If I knew what I know today would I still do the MAT@USC? Absolutely. Before I joined the MAT@USC I taught at one of Greg Mortenson’s schools in Pakistan, a private school in China, and inside of huts in rural Kenya. But it was a high school in east Los Angeles and a middle school in the Valley where, surprisingly, I saw the greatest need for change. It is also where I found the greatest potential for revolution. Our education system needs a drastic overhaul – but it’s not going to come from politicians or administrations. It’s not even going to come completely from teachers. It’s going to have to come from students – and the teacher’s role will be to mentor and support them through the most drastic era of change in human history.
I had to remind myself during my time in the MAT@USC that I wasn’t a teacher, yet. I was a powerful kind of half-breed: half student, half teacher. I had both curiosity and confidence. This gave me extraordinary insight into the minds of students, into the structure of the system, and reminded me that we must never, ever settle for anything less than the best when it comes to learning.
That is why technology is imperative to the future of education.
We as teachers must embrace technological tools for transforming our schools from day care centers into vibrant learning environments.

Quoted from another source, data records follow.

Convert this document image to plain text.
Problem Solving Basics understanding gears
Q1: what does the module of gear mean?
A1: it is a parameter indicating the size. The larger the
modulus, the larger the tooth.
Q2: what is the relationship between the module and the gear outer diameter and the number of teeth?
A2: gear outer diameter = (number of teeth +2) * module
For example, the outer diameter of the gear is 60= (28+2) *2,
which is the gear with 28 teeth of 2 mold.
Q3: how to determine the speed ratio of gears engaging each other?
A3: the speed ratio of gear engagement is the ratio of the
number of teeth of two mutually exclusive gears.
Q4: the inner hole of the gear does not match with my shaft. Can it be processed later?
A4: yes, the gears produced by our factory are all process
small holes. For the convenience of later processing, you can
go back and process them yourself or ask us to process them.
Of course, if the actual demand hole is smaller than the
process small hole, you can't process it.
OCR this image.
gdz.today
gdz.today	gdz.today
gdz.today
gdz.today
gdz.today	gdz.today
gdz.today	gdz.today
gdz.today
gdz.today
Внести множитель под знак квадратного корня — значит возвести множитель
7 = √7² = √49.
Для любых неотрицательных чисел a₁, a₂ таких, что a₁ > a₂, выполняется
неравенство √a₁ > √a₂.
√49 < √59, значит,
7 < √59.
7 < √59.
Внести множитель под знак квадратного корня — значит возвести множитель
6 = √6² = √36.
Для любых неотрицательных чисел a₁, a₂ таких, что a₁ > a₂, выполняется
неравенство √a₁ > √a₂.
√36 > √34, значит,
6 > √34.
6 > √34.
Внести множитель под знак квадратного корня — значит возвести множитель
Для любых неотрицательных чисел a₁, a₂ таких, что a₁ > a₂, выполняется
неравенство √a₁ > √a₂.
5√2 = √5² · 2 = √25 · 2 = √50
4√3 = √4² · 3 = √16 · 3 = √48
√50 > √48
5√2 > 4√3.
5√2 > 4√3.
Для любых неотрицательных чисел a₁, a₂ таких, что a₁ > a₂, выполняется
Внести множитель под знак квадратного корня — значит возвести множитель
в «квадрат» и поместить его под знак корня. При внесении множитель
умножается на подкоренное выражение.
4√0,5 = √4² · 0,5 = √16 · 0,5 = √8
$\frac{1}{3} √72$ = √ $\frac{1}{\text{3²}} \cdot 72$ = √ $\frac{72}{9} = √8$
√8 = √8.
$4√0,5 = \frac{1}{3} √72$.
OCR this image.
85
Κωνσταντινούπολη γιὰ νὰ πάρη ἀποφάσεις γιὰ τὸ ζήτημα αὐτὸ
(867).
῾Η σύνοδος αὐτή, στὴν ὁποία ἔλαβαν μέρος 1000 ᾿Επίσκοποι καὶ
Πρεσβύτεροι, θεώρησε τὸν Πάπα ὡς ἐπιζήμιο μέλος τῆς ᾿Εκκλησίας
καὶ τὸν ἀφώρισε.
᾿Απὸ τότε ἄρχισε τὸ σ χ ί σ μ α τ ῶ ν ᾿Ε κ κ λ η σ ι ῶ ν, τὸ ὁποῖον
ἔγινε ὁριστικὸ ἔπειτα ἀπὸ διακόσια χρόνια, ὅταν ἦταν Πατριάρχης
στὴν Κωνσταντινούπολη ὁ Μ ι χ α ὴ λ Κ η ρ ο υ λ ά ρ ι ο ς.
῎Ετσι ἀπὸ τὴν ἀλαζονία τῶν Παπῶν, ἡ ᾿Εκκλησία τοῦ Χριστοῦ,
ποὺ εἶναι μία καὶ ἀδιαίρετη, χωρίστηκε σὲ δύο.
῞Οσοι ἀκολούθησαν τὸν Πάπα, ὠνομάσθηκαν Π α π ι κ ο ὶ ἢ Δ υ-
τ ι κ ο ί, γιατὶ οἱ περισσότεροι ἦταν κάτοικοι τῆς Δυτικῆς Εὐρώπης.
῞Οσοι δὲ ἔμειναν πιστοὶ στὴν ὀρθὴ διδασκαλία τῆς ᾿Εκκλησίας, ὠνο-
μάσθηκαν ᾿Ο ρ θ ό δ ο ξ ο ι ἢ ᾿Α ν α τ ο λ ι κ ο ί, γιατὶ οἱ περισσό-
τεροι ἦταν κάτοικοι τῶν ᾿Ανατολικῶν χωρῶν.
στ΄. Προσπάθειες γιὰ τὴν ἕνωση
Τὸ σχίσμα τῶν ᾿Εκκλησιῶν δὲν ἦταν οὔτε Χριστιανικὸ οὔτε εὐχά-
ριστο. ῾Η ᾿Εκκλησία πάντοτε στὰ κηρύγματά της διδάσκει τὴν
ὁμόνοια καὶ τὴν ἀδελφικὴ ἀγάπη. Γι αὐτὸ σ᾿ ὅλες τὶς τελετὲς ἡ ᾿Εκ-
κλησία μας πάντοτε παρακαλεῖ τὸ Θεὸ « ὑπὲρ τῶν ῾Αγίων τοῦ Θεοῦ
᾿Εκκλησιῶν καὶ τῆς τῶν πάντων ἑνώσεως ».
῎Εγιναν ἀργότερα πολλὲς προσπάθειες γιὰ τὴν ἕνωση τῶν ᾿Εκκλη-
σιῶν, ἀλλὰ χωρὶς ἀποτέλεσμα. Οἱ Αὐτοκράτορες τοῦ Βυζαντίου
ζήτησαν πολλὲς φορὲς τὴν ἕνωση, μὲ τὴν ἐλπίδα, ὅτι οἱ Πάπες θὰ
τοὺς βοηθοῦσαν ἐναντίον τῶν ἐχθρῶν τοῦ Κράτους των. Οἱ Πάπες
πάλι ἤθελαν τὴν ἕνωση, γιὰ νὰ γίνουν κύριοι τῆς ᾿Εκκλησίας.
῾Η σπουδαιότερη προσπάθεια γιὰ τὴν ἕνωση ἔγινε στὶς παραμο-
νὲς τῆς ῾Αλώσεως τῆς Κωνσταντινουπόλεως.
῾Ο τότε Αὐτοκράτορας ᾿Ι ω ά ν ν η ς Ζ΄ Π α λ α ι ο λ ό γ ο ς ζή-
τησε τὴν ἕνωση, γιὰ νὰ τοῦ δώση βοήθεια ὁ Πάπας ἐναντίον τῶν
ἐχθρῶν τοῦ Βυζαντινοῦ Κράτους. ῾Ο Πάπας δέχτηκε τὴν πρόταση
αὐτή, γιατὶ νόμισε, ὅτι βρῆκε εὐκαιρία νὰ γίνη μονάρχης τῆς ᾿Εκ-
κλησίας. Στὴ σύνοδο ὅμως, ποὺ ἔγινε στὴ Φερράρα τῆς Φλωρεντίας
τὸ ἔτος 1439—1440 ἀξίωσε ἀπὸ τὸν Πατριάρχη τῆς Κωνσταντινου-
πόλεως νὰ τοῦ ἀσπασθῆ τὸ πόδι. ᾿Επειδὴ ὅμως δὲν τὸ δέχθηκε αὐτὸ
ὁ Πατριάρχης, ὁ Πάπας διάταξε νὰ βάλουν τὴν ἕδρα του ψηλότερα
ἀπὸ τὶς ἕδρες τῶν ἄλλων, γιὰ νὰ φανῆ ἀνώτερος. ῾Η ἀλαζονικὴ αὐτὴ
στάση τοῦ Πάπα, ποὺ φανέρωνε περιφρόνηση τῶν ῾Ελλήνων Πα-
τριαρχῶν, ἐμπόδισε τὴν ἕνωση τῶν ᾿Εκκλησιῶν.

We must learn how to teach media literacy to a group of students who, for the first time in the history of this nation, are spending more time consuming media than they spend in school! We must instill a sense of ethical and moral clarity that cuts through dogma and relativism and sets an example about how to rightly treat one another. We must not be discouraged by a bad day in the classroom or by a bad year in the district. We must not be distracted by our own personal problems and forget that we are everyday given the lives of children who too often see more of us than their parents. We must be open to new ways of teaching and learning that may require us to open up to new languages and less time speaking in front of students and more time listening.